Une étude clinique récente a confirmé que les AUT peuvent avoir un impact profond sur de nombreux processus biologiques, indépendamment de la quantité de calories ingérées. Les participants qui ont consommé une alimentation riche en AUT pendant seulement trois semaines ont pris du poids plus rapidement, principalement en masse graisseuse, et ont vu leur santé cardio-métabolique se dégrader.

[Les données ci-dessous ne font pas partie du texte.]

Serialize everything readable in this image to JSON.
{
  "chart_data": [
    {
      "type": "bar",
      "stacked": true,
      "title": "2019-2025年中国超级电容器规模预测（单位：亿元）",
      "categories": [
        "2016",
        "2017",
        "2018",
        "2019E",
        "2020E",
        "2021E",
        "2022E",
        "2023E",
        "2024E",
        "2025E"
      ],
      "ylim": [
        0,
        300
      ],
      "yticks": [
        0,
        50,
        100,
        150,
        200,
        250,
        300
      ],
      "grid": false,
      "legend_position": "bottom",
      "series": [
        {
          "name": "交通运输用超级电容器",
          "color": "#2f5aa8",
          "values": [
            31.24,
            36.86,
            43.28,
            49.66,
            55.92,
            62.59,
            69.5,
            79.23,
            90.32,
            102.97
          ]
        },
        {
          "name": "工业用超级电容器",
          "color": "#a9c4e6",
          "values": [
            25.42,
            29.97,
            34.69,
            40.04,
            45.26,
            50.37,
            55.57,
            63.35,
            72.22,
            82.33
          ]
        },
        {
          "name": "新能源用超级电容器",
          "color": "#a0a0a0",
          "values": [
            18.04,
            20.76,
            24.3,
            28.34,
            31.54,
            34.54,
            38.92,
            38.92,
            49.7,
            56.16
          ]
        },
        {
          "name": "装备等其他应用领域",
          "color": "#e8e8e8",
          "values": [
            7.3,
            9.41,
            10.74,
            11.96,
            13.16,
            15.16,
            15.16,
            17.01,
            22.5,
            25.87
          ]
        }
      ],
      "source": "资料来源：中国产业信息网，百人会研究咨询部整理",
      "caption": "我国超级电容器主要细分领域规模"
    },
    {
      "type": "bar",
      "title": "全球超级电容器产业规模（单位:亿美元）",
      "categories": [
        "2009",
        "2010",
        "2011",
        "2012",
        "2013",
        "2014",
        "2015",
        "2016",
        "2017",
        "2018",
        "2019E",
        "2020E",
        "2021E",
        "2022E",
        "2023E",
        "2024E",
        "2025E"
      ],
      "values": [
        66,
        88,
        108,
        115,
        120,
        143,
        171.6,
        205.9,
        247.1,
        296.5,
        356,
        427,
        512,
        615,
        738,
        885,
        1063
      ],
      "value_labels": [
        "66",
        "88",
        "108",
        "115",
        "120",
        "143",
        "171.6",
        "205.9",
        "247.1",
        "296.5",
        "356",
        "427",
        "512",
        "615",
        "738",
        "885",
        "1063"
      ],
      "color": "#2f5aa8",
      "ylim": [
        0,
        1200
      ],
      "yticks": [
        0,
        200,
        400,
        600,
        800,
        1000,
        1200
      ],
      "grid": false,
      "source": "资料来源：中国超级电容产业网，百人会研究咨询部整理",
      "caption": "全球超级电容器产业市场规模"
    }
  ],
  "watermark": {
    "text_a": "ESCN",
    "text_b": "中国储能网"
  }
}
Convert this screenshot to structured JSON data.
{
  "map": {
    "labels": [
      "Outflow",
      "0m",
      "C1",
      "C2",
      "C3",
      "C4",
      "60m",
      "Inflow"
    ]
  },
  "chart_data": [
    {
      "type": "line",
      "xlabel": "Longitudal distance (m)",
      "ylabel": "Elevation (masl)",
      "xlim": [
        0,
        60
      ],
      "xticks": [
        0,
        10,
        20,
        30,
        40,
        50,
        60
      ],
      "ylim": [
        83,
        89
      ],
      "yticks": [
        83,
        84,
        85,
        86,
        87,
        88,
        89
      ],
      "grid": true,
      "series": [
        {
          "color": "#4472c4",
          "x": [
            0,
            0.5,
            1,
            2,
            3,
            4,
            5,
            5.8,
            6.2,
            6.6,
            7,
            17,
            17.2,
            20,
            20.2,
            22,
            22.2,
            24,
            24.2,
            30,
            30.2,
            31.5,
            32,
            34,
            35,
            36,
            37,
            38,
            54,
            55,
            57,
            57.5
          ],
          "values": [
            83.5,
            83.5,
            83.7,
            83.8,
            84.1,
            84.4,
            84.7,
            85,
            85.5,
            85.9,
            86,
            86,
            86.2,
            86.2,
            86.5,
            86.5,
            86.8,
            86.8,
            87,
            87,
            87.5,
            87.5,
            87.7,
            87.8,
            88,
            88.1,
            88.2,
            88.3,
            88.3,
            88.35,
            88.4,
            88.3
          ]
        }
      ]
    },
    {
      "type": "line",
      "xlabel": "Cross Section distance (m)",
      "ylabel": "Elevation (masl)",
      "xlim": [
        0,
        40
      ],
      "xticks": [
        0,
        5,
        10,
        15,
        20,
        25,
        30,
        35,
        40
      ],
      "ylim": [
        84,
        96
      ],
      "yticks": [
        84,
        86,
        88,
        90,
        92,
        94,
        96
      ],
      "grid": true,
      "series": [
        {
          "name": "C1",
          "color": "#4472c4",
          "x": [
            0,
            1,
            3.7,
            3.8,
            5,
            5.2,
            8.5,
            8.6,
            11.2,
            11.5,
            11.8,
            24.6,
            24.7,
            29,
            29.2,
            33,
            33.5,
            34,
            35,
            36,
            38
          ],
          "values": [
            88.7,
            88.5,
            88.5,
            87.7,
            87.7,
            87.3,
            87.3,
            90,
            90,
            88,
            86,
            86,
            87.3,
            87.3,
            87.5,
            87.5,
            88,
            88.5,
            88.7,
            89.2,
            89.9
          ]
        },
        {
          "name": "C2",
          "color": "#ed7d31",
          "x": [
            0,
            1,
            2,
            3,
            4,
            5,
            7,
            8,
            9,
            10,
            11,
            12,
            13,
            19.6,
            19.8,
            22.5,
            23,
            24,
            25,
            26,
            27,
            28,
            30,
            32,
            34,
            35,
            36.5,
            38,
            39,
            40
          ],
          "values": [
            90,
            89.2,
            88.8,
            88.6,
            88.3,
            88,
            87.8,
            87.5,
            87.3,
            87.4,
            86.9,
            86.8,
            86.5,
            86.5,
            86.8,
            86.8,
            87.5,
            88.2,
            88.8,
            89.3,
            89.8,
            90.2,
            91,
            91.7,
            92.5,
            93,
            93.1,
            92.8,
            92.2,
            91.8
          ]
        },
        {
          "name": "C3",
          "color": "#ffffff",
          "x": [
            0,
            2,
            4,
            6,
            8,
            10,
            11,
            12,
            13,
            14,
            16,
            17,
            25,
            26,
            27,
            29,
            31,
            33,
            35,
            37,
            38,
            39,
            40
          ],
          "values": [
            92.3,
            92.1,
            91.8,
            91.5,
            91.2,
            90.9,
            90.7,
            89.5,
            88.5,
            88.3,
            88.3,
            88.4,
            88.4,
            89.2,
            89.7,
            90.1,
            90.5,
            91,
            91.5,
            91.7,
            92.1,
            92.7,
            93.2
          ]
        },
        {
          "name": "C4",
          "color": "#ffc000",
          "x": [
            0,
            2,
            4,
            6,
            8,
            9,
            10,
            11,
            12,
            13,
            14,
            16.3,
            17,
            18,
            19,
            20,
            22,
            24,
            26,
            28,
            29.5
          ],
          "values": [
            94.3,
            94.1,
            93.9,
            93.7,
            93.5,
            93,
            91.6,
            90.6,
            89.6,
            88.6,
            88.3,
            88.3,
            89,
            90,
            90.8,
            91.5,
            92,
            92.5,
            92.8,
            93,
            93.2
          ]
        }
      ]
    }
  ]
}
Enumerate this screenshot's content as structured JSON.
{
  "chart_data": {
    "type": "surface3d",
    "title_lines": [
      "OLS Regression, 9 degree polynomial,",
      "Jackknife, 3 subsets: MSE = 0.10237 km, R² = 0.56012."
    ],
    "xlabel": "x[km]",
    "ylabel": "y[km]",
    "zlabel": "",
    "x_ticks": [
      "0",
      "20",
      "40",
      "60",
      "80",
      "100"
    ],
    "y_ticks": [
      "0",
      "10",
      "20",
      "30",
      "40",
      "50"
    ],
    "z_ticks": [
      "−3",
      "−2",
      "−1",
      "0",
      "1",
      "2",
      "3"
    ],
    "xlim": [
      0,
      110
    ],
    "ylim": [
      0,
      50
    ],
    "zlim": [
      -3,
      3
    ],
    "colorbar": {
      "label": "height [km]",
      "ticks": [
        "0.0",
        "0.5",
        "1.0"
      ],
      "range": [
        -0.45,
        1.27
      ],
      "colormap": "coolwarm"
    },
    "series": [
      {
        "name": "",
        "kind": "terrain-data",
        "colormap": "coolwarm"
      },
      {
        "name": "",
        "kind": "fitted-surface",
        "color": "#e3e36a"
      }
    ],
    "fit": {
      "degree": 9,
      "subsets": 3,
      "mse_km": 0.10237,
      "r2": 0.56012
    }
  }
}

Face à ces constats, des experts de la santé publique appellent à des mesures pour réduire la consommation d'AUT, telles que le renforcement de l'information du public, la mise en place de systèmes d'étiquetage obligatoire, la taxation des aliments les plus nocifs et la restriction de la publicité pour les produits ultra-transformés.
Scandale aux Pays-Bas : L'Ammoniac au Service de la Couleur Noire
La fabrication des Oreo a récemment été entachée par un scandale environnemental aux Pays-Bas. Le journal néerlandais Noordhollands Dagbla a révélé que l'usine de cacao de l'entreprise Olam, qui fournit le cacao pour les Oreo, utilise d'importantes quantités d'ammoniac dans un procédé industriel visant à donner aux biscuits leur couleur noire si caractéristique.
L'ammoniac est un composé toxique qui, en plus de polluer l'environnement, peut avoir des effets néfastes sur la santé. Des militants écologistes et des riverains se plaignent depuis des années de l'odeur des rejets de l'usine d'Olam causés par l'ammoniac.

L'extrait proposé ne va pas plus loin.